Last week’s severe winter weather will make a lasting impact on Mississippi’s already compromised infrastructure system particularly on roads and bridges — and will exacerbate the need for more comprehensive means to repair and restore the state’s overall infrastructure system.
Mississippi isn’t alone in the struggle to improve infrastructure. Congress faces some difficult decisions not just on roads and bridges but on the future of the nation’s pipelines, airports, urban and rural water systems. Another extremely vital part of America’s necessary infrastructure truly hasn’t yet been fully built the first time in our state — broadband access — but the need for it has been brought home to everyone in the nation during the COVID-19 pandemic.
Funding for rebuilding and restoring the state’s infrastructure has been evolving. In 2018 during a special legislative session, state lawmakers passed the Mississippi Infrastructure Modernization Act that will direct an estimated $120 million in internet use tax diversions to county and city infrastructure needs.
Also, 2018 saw the adoption of a state lottery that for the first 10 years will send at least $80 million to shore up state roads and bridges. That same special session saw portions of the state’s BP oil spill settlement directed toward infrastructure needs.
But what hasn’t happened — despite a great deal of debate involving the state’s business community — is any legislative movement on increases in both federal and state fuel taxes to fund future highway construction and maintenance at a time when both national and state infrastructure stands in inarguable need to repair and improvement.
Mississippi’s 18.4 cents per gallon state gas tax (CPG) is a flat tax.
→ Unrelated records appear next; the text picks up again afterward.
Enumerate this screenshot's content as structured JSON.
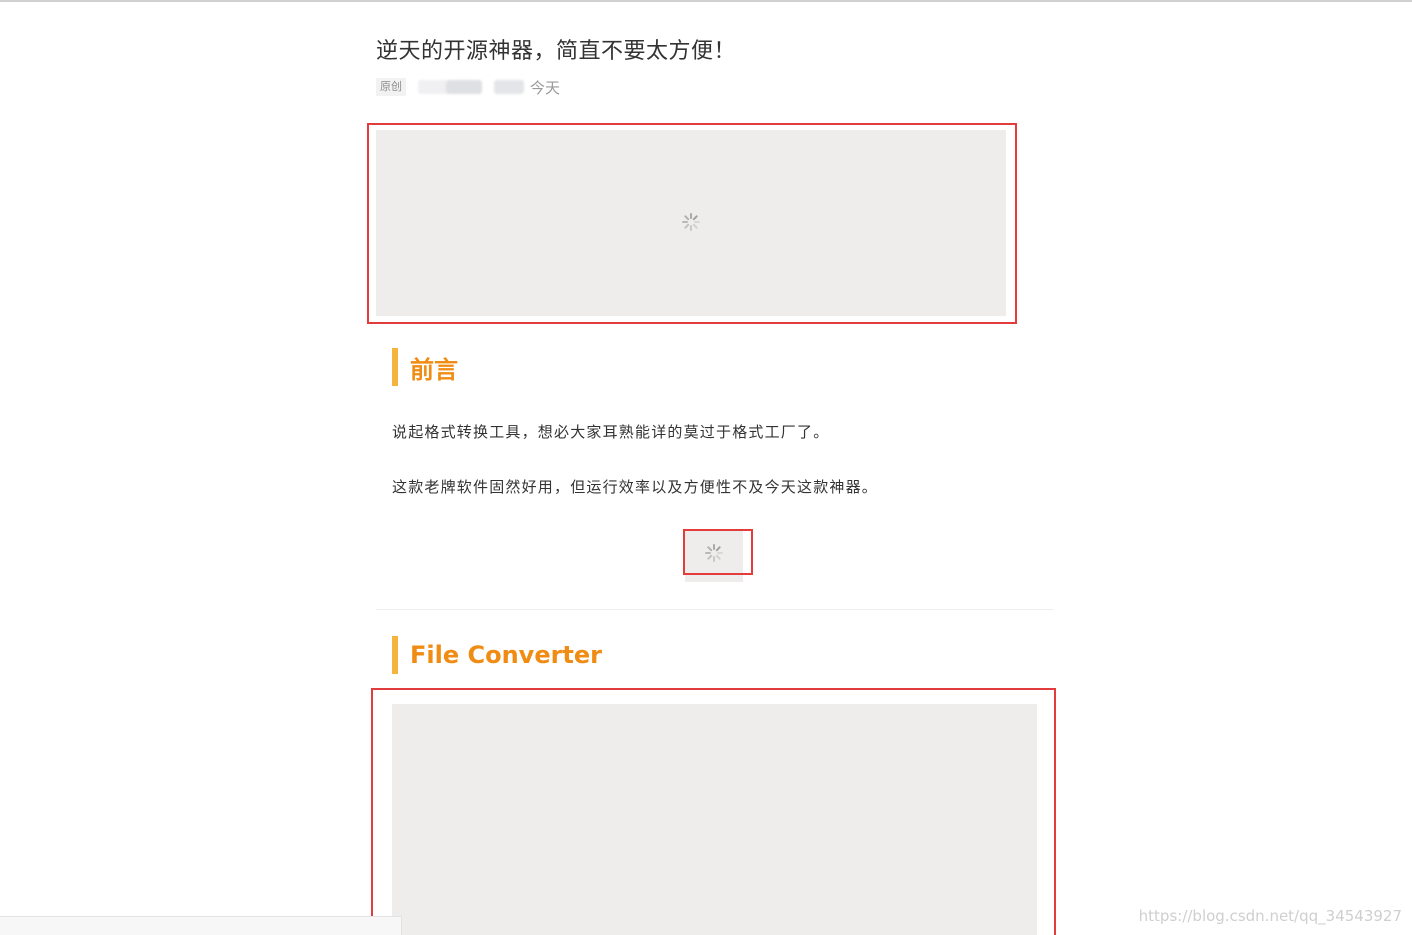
{
  "article": {
    "title": "逆天的开源神器，简直不要太方便！",
    "badge": "原创",
    "date": "今天"
  },
  "sections": [
    {
      "heading": "前言",
      "paragraphs": [
        "说起格式转换工具，想必大家耳熟能详的莫过于格式工厂了。",
        "这款老牌软件固然好用，但运行效率以及方便性不及今天这款神器。"
      ]
    },
    {
      "heading": "File Converter"
    }
  ],
  "watermark": "https://blog.csdn.net/qq_34543927",
  "colors": {
    "heading": "#f08c13",
    "heading_bar": "#f5b43d",
    "annotation": "#e33c3c",
    "placeholder": "#eeedeb"
  },
  "icons": {
    "loading": "loading-spinner-icon"
  }
}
When we paid $3.965 a gallon for gas in 2008, the tax was 18.4 CPG. When we pay $2.35 per gallon at the pump this week, the state tax is still 18.4 CPG. The only way the state takes in more revenue in gas taxes is for the volume of gas consumed to increase — and automobiles are now manufactured to require less fuel consumption that a decade ago.
The state fuel tax rates haven’t increased since 1987, the last time the state was particularly serious about improving our highway system.
The federal fuel tax is likewise 18.4 cents per gallon and haven’t changed since 1993. Neither the federal nor state fuel taxes have kept pace with inflation. Indexed for inflation, both federal and state fuel tax rates would be 31 cents per gallon and far closer to actually funding what’s needed to build and adequately maintain the national and state infrastructures.
The state hasn’t raised gas taxes, but the current legislative session has seen debate on a statewide gas tax referendum bill and on local or municipal option sales taxes. Those bills are considered long shots unless tied to state income tax elimination legislation or phased reduction.
At the federal level, with Democrats in control of Congress and the White House, there is already less than veiled signals coming from the Biden administration that an attempt will be made to raise the federal gas tax. Congress has already had to make recent infusions in the $141 billion range to prop up the struggling federal Highway Trust Fund.
The irony is that with recent gains in Mississippi in road and bridge funds and at least serious discussion of raising the state’s gas tax, rising energy prices and federal spending on the latest COVID-19 stimulus bill may tamp down that momentum along with reduced consumption at higher prices. The only way the state takes in more revenue in gas taxes is for the volume of gas consumed to increase — and automobiles are now manufactured to require less fuel consumption that a decade ago.
The bottom line is that every rural blacktop road, city streets, state highways and bridges across Mississippi — along with airport runways, municipal and rural water systems, and other infrastructure features — took a beating during the ice storm. Multiple days of heavy ice and low temperatures have made an aging and deteriorating infrastructure even worse at every level of government in the state.
A little hot mix here and a little cold mix there won’t fix the damage done across our state.